Die enge Tür

20./21. August 2022

21. Sonntag im Jahreskreis, Lesejahr C
Lesungen: Jes 66, 18-21; Hebr 12, 5-7.11-13; Lk 13, 22-30

Prediger: Pater Ludovic Nobel

Liebe Mitfeiernde

Das heutige Evangelium von der engen Tür ist oft in Predigten benutzt worden, um zu übergrossen Anstrengungen in Sachen des Glaubens aufzurufen. Wahrscheinlich haben wir schon alle von dem Jansenismus gehört. Nach Meinung der Jansenisten darf der Christ sich nur mit Furcht und Zittern Gott nahen, da die Gnade Gottes nur einer kleinen Zahl von Auserwählten zuteil wird.
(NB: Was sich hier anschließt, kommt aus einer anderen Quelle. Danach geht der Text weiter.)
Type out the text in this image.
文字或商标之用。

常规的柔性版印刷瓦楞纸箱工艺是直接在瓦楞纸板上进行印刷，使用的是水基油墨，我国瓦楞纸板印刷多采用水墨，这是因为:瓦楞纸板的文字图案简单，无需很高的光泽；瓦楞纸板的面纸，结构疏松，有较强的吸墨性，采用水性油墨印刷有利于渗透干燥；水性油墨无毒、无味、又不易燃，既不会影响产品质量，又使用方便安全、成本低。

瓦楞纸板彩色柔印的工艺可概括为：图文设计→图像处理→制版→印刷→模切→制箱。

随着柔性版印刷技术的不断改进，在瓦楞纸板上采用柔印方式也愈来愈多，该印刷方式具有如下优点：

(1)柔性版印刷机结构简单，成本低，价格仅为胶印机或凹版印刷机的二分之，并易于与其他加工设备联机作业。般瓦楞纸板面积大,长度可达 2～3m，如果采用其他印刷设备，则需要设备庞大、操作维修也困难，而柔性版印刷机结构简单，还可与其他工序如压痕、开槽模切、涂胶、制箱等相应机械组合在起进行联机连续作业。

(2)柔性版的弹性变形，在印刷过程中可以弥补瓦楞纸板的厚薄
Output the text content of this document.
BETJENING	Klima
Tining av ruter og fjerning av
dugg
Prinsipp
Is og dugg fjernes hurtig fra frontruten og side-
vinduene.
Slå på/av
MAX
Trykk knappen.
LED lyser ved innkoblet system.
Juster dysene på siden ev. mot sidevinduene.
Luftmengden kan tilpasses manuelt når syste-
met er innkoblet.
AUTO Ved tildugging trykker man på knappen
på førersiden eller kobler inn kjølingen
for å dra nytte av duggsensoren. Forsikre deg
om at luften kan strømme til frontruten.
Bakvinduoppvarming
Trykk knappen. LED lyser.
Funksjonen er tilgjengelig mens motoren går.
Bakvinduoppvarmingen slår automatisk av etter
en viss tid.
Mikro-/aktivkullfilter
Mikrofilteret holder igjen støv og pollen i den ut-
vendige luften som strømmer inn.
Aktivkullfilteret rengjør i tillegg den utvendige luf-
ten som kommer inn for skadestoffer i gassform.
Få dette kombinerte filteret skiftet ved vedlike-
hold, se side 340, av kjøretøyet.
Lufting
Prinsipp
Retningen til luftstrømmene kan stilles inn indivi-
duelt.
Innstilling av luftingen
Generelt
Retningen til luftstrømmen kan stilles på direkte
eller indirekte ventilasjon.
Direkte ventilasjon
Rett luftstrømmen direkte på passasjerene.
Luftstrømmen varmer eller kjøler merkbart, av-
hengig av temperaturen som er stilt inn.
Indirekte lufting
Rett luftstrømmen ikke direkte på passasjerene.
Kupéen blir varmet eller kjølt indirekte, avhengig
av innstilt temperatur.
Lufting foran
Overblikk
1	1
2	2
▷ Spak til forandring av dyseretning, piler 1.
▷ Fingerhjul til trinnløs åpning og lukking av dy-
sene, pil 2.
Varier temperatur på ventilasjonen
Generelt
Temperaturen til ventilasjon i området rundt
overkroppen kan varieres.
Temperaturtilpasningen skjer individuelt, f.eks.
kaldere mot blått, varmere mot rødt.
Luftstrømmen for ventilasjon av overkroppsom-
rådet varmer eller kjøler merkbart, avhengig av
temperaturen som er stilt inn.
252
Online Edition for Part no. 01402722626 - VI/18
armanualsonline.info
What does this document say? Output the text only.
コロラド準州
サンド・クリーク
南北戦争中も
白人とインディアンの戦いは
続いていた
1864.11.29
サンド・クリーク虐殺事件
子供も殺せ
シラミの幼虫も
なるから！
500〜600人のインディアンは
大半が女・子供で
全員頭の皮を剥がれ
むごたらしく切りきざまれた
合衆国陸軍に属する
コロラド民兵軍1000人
Sogar einen Roman mit dem Titel “Die enge Pforte” gibt es, der durch die jansenistische Deutung unseres Evangeliums geprägt ist. Andre Gide hat ihn 1909 veröffentlicht. Es ist die Geschichte des jungen Liebespaares Jérome und Alissa. Eine Predigt über unser Bibelwort bestimmt den Lebensweg dieser jungen Liebenden. Sie wollen auf jede Erfüllung ihrer Liebe verzichten, um so schon einen Vorgeschmack des Himmels zu finden. Gide macht in diesem Roman deutlich, wie die Entsagung Alissas und ihre Suche nach vollkommenem, himmlischen Glück hier auf der Erde ihren eigenen Leidensweg zur Folge hat, und wie Alissa sich auch schuldig macht am Lebensglück des von ihr geliebten Jérome. In diesem Roman zeigt ein Schriftsteller, dass die Stelle im Lukasevangelium so nicht gemeint sein kann.

Im heutigen Evangelium, will Jesus sagen, dass kein Mensch bestimmen kann, wer zur Tür hineinkommt. Die Tür ist für alle die gleiche. Es ist die Frage Jesu: Wie handelst du, welche Maßstäbe legst du an? Tröstlich aber sind die letzten Sätze des Evangeliums. Der Hinweis, dass die Vielen aus allen vier Himmelsrichtungen im Reich Gottes zu Tische sitzen werden. Bei Markus gibt es einen ähnlichen Zusammenhang. Jesus sagt den Jüngern: Wie schwer ist es, in das Reich Gottes zu gelangen. Aber für die fassungslos gewordenen Jünger, die sich keinen Rat mehr wissen, fügt er dann hinzu: Für Menschen ist es unmöglich, aber nicht für Gott, denn für Gott ist alles möglich. Auf diesem Hintergrund kann das Wort von der engen Tür seinen beängstigenden Klang verlieren. Was es allerdings nicht verlieren sollte, ist der Klang, der auf den Ernst der Botschaft hinweist. Es genügt eben nicht, sich damit zu vertrösten, es werde schon alles gut gehen. Es gibt auch ein falsches Vertrauen, das dem Menschen gar nichts mehr zumutet, von ihm gar nichts mehr verlangt. Sagen wir es in Vorstellungen unserer Zeit: Das Reich Gottes ist sicher nicht eine Sache, die uns als Werbegeschenk nachgeworfen wird. Gott will unser freies Ja zu ihm, er will unseren ganzen Einsatz. Er will uns, aber nicht, ohne dass wir dabei mittun. Und diese Mahnung ist mehr als notwendig. Man schätzt zwar etwa zwei Milliarden Christen auf dieser Welt, und dennoch ist die Welt voll Hass, Angst und Krieg, die Christen nicht ausgenommen. Die Mahnung des Evangeliums heißt darum: Bemüht euch mit allen Kräften. Am Ende aber steht die Verheißung für alle Völker der Erde: Es wird mehr Gerettete geben, als unsere Vorstellungen fassen können.

Amen.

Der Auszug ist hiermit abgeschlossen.